As Protest Movement Grows, Iran Begins Restricting Internet Access

The major news of the day is that the Government of Iran has enacted temporary bans on social networking applications and is now restricting internet access across the country. The crackdown comes in direct response to a string of ongoing National protests, criticizing the Government of Hassan Rouhani and calling for regime change. Rouhani maintains that he is only limiting access to the internet and other telecommunications in order to “maintain the peace” and save lives during this time of unrest, not to censor his critics.

The protests have only been going on for about a week at this point, but to date it has already been reported that at least 13 people have been killed, 1 police officer has been shot and hundreds of demonstrators have been arrested. Making matters worse, the longer these protests last and the more people show up to them, the more things have started to deteriorate and the more violent the rallies have become. Consequentially, this is also exactly why President Rouhani has begun blocking the internet, to stop these protests from growing before the situation gets any worse.

As was reported by Security Affairs earlier today, the Government of Iran has now resorted to “blocking internet on mobile networks.” Adding that “multiple reports confirm the authorities are blocking social media services like Instagram and messaging services like Telegram since December 30.” From the outside looking in, it looks like the Government of Iran is fearful that these protests might end up amounting to the second coming of “the Arab Spring” during which the Egyptian Government similarly restricted internet access and banned social media applications following a string of violent protests in 2011.

Why Is This Happening

Just as foreign Governments and intelligence agencies around the world try to influence media/politics here in the United States, such as the US Presidential election of 2016, the United States similarly does this to other countries. For example, just as we now know Russia paid to promote social rallies on behalf of Black Lives Matter and white supremacist organizations here in the United States, we also now know that the US Central Intelligence Agency has similarly paid to promote social rallies/uprisings in other countries over the same time period – ever hear of the Syrian or Libyan rebels?

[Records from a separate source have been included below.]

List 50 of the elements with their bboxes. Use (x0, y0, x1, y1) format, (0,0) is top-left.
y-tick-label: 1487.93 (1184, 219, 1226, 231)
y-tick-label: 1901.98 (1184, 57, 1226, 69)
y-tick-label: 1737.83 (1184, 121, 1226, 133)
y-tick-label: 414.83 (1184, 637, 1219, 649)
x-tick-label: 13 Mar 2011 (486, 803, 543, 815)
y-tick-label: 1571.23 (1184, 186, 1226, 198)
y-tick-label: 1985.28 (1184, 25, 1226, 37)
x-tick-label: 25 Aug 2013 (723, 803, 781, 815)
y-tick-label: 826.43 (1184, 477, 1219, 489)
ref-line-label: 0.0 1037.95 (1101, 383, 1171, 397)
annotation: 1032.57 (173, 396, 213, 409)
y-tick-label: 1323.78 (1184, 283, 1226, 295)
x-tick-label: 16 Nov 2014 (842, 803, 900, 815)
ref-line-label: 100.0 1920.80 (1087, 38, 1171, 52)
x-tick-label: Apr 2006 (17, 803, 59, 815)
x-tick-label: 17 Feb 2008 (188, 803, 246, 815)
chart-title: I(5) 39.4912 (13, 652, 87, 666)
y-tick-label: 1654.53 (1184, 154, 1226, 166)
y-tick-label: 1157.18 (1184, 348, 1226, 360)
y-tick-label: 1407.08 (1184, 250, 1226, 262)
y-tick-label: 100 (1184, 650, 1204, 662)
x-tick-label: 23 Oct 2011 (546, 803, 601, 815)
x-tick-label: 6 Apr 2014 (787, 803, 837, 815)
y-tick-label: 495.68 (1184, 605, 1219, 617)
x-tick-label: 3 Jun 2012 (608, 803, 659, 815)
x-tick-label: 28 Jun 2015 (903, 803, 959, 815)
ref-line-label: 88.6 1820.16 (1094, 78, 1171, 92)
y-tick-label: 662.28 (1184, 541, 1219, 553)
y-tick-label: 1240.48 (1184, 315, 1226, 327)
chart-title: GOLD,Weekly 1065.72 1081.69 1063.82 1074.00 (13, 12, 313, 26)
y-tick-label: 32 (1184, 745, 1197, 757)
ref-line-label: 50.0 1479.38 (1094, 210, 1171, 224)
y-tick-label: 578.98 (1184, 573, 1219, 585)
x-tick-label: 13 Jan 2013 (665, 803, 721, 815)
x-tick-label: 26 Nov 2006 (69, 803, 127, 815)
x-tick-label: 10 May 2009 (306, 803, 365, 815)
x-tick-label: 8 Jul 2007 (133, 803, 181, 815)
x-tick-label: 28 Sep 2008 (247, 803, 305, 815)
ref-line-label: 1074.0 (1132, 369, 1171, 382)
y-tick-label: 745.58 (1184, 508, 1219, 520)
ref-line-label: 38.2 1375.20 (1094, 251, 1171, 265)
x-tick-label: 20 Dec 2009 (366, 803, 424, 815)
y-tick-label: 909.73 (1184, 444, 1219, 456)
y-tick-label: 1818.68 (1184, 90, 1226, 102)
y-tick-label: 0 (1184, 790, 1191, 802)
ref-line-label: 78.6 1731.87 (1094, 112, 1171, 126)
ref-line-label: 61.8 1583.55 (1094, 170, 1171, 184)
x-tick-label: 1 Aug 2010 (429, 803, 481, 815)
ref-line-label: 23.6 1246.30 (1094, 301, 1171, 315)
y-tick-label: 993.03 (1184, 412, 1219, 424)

Playing this logic outwards, Donald Trump and his Presidential Cabinet have long since been on public record as standing opposed to the Nuclear Deal signed under Barack Obama in 2015, and have even indicated that the US may one day soon withdraw itself from the Treaty altogether. However, what I find particularly interesting is the level of attention Donald Trump is paying to the Iranian protests right now. For example, over the course of the last 4 days President Trump has literally made more Tweets about the social uprisings in Iran than he has about anything else.

While this may just be “speculation” and/or “hearsay,” I put forward that President Trump is only so interested in these protests because on some level, he has helped orchestrate, fund or coordinate them in some way. As you can even read from his Tweets for yourself, he is at the very least extremely supportive of them. By the way, this wouldn’t even be the first time in history that the United States has thrown a coup within Iran – you might remember 1953?

As Bernie Sanders once even explained in a debate with Hillary Clinton last year, the US has been pursuing aggressive regime change in just about every country that disagrees with us for the last 50-60 years. For example, just within the last 8 years under Barack Obama’s tenure in office, the United States Government and CIA have successfully completed regime changes in Egypt, Albania and Libya, and unsuccessfully attempted regime change in Syria and Turkey.

Given his outspoken remarks against the country in the past and his sudden hyper-focus on the events unfolding in Iran right now, would it be such a stretch to think that Donald Trump is now attempting to use the full weight of the US Governments and its resources to similarly effect regime changes in Iran – much like his predecessors in office have?

Wrapping Things Up

While there is undoubtedly some legitimate home-grown resistance to the Government of Hassan Rouhani within Iran, the exact timing of these National protests is peculiar. I say this because just within the last 2+ years alone Iran has seen international sanctions lifted against them and as a result, the country now has more money flowing into it than at any other point since the 1970’s. Not only this, but from Yemen, to Syria to Lebanon, Iran has moved a record number of troops out of the country and now has more regional influence over these territories than perhaps they have had dating all the way back to Babylonia.

All US Nationalism aside, these are both historically big “wins” for Iran, and all of this has only been made possible under the leadership/political policies of Hassan Rouhani himself. Therefore, it is rather mysterious why controversial national protests would begin erupting in Iran just as the country is starting to prosper and its economy is booming.

In terms of US interests, it is an indisputable fact that Iran and the United States stand apart on many issues right now. In fact, in both Syria and Yemen these countries are literally funding opposite sides of the same Wars against one another. It is also an indisputable fact that the more Iran successfully begins advancing its own national interests on the worlds stage, the more it stands in direct conflict with the US’s own national interests. This is also why the US has traditionally worked against Iran throughout the past and why I do not think it is speculative to suggest that the US or Donald Trump doesn’t have at least something to do with the political protests currently facing President Rouhani right now.